Di conseguenza l’uso di un’unica etichetta, mobbing appunto, rischia di appiattire tutta una serie di fenomeni organizzativi, sia di disegno delle strutture che di comportamenti dei soggetti. Insomma il mobbing diventa la “notte in cui tutte le vacche sono nere” come diceva Hegel. Ovvero una etichetta contenitore di moda che, invece di aiutare a capire dei fenomeni complessi, aggiunge solo confusione.

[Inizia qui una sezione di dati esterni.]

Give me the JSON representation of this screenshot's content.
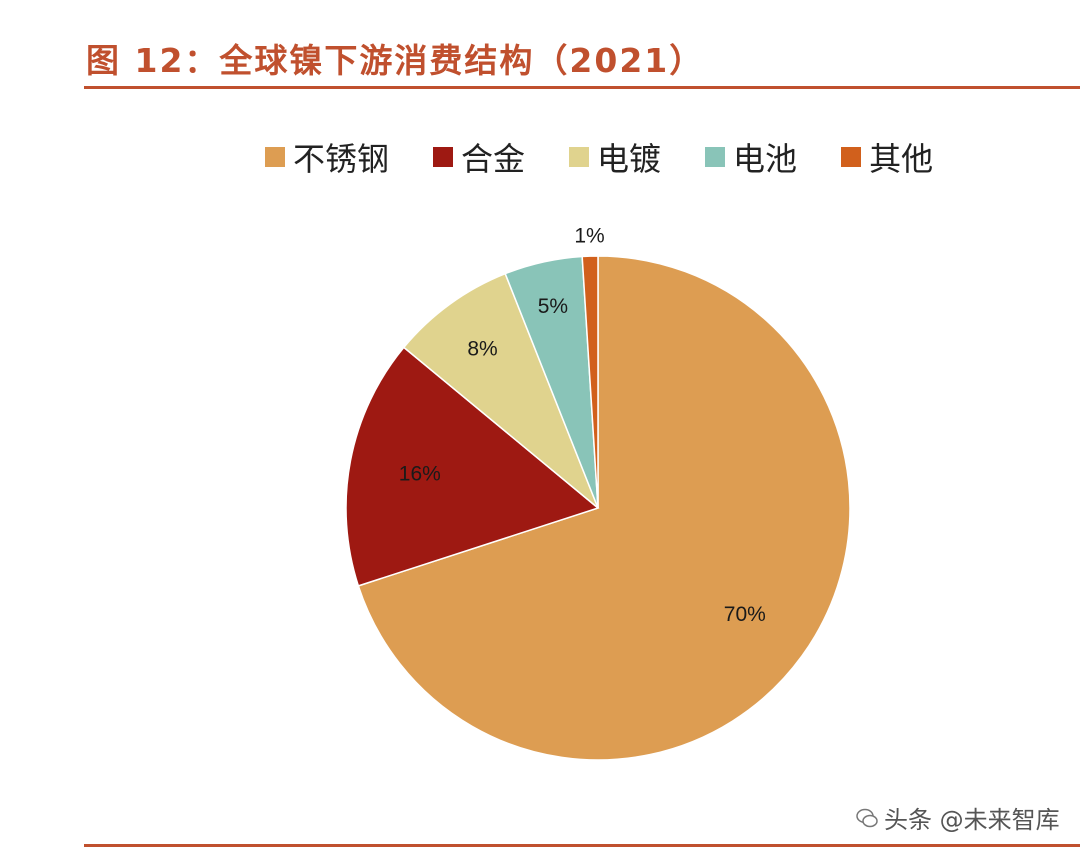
{
  "header": {
    "title": "图 12：全球镍下游消费结构（2021）"
  },
  "chart_data": {
    "type": "pie",
    "title": "图 12：全球镍下游消费结构（2021）",
    "start_angle_deg": 0,
    "direction": "clockwise",
    "legend_position": "top",
    "slices": [
      {
        "name": "不锈钢",
        "value": 70,
        "label": "70%",
        "color": "#dd9d52"
      },
      {
        "name": "合金",
        "value": 16,
        "label": "16%",
        "color": "#9e1912"
      },
      {
        "name": "电镀",
        "value": 8,
        "label": "8%",
        "color": "#e0d38e"
      },
      {
        "name": "电池",
        "value": 5,
        "label": "5%",
        "color": "#89c4b8"
      },
      {
        "name": "其他",
        "value": 1,
        "label": "1%",
        "color": "#d1601c"
      }
    ]
  },
  "watermark": {
    "text": "头条 @未来智库"
  }
}
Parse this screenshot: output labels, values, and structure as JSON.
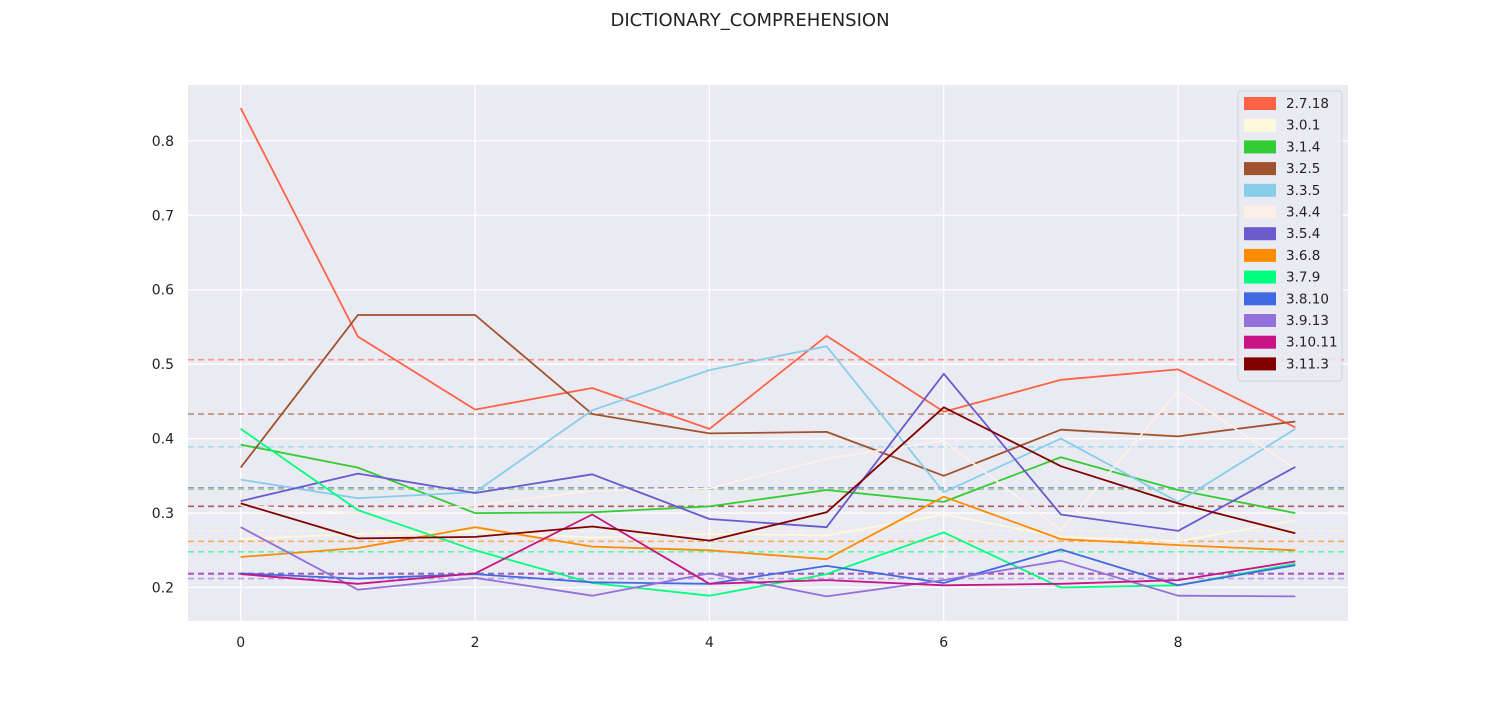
{
  "chart_data": {
    "type": "line",
    "title": "DICTIONARY_COMPREHENSION",
    "xlabel": "",
    "ylabel": "",
    "xlim": [
      -0.45,
      9.45
    ],
    "ylim": [
      0.155,
      0.875
    ],
    "xticks": [
      0,
      2,
      4,
      6,
      8
    ],
    "yticks": [
      0.2,
      0.3,
      0.4,
      0.5,
      0.6,
      0.7,
      0.8
    ],
    "xtick_labels": [
      "0",
      "2",
      "4",
      "6",
      "8"
    ],
    "ytick_labels": [
      "0.2",
      "0.3",
      "0.4",
      "0.5",
      "0.6",
      "0.7",
      "0.8"
    ],
    "grid": true,
    "legend_position": "top-right",
    "x": [
      0,
      1,
      2,
      3,
      4,
      5,
      6,
      7,
      8,
      9
    ],
    "series": [
      {
        "name": "2.7.18",
        "color": "#ff6347",
        "mean": 0.506,
        "values": [
          0.844,
          0.537,
          0.439,
          0.468,
          0.413,
          0.538,
          0.436,
          0.479,
          0.493,
          0.415
        ]
      },
      {
        "name": "3.0.1",
        "color": "#fff8dc",
        "mean": 0.276,
        "values": [
          0.265,
          0.272,
          0.275,
          0.267,
          0.272,
          0.27,
          0.298,
          0.268,
          0.262,
          0.29
        ]
      },
      {
        "name": "3.1.4",
        "color": "#32cd32",
        "mean": 0.332,
        "values": [
          0.392,
          0.361,
          0.3,
          0.301,
          0.309,
          0.331,
          0.315,
          0.375,
          0.331,
          0.3
        ]
      },
      {
        "name": "3.2.5",
        "color": "#a0522d",
        "mean": 0.433,
        "values": [
          0.361,
          0.566,
          0.566,
          0.433,
          0.407,
          0.409,
          0.35,
          0.412,
          0.403,
          0.423
        ]
      },
      {
        "name": "3.3.5",
        "color": "#87ceeb",
        "mean": 0.389,
        "values": [
          0.345,
          0.32,
          0.328,
          0.438,
          0.492,
          0.524,
          0.328,
          0.4,
          0.315,
          0.413
        ]
      },
      {
        "name": "3.4.4",
        "color": "#fdf0e8",
        "mean": 0.333,
        "values": [
          0.31,
          0.3,
          0.31,
          0.33,
          0.333,
          0.373,
          0.397,
          0.277,
          0.464,
          0.36
        ]
      },
      {
        "name": "3.5.4",
        "color": "#6a5acd",
        "mean": 0.334,
        "values": [
          0.316,
          0.353,
          0.327,
          0.352,
          0.292,
          0.281,
          0.487,
          0.298,
          0.276,
          0.362
        ]
      },
      {
        "name": "3.6.8",
        "color": "#ff8c00",
        "mean": 0.262,
        "values": [
          0.241,
          0.253,
          0.281,
          0.255,
          0.25,
          0.238,
          0.322,
          0.265,
          0.257,
          0.25
        ]
      },
      {
        "name": "3.7.9",
        "color": "#00ff7f",
        "mean": 0.248,
        "values": [
          0.413,
          0.304,
          0.25,
          0.206,
          0.189,
          0.218,
          0.274,
          0.2,
          0.203,
          0.232
        ]
      },
      {
        "name": "3.8.10",
        "color": "#4169e1",
        "mean": 0.219,
        "values": [
          0.219,
          0.212,
          0.218,
          0.207,
          0.205,
          0.229,
          0.206,
          0.251,
          0.203,
          0.23
        ]
      },
      {
        "name": "3.9.13",
        "color": "#9370db",
        "mean": 0.212,
        "values": [
          0.281,
          0.197,
          0.213,
          0.189,
          0.219,
          0.188,
          0.21,
          0.236,
          0.189,
          0.188
        ]
      },
      {
        "name": "3.10.11",
        "color": "#c71585",
        "mean": 0.218,
        "values": [
          0.218,
          0.205,
          0.219,
          0.298,
          0.205,
          0.21,
          0.203,
          0.205,
          0.21,
          0.235
        ]
      },
      {
        "name": "3.11.3",
        "color": "#800000",
        "mean": 0.309,
        "values": [
          0.313,
          0.266,
          0.268,
          0.282,
          0.263,
          0.301,
          0.442,
          0.363,
          0.313,
          0.273
        ]
      }
    ],
    "colors": {
      "plot_background": "#eaeaf2",
      "grid": "#ffffff",
      "text": "#222222"
    }
  }
}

Dal punto di vista soggettivo esiste un pericolo che credo si sia già intuito: quello di sollecitare un vittimismo che paralizza invece di sorreggere. A questo pericolo di natura generale si aggiunge il tratto femminile che ben si sposa con il ritrarsi, il mettersi a piangere in un angolo invece che lottare, il sentirsi escluse invece di comprende quali meccanismi di auto esclusione si mettono in atto.
Se qualcosa in questi anni ci ha insegnato l’approccio sistemico alle relazioni, quello della scuola di Gregory Bateson e Paul Watzlawich, è che ciascuno è con- causa di quanto gli accade, che ogni persona contribuisce a evidenziare un aspetto della comunicazione, quello che riguarda le cause altrui, rispetto ai propri comportamenti. Una abilità che può diventare apoteosi, come insegna Watzlawich nelle Istruzioni per rendersi infelici (Feltrinelli): provate su un lungo viale ad osservare i semafori, quando voi vi avvicinate scatta sistematicamente il rosso. Siete davvero sfortunati o perseguitati!
E’ chiaro che su un lungo viale di città la probabilità di trovare rosso è molto elevata, e quindi si riesce a rendersi infelici in modo molto efficace.
Nelle organizzazioni accade lo stesso: la possibilità di trovare egoisti e teste di cavolo è tanto elevata quanto quella di trovare un semaforo rosso.
Personalmente ho in mente un serial mobber che mi ha rovinato la vita per diversi anni. Ho fatto una cosa molto semplice: prima ho cercato di tenergli testa e, vista l’inutilità dei tentativi, ho cambiato lavoro.
Coraggio ragazze, teniamo alto l’onore, e prima di sentirci “mobbizzate” mettiamo in atto tutte l e nostre competenze di risposta, sia personale che organizzativa e non compiangiamoci più del necessario!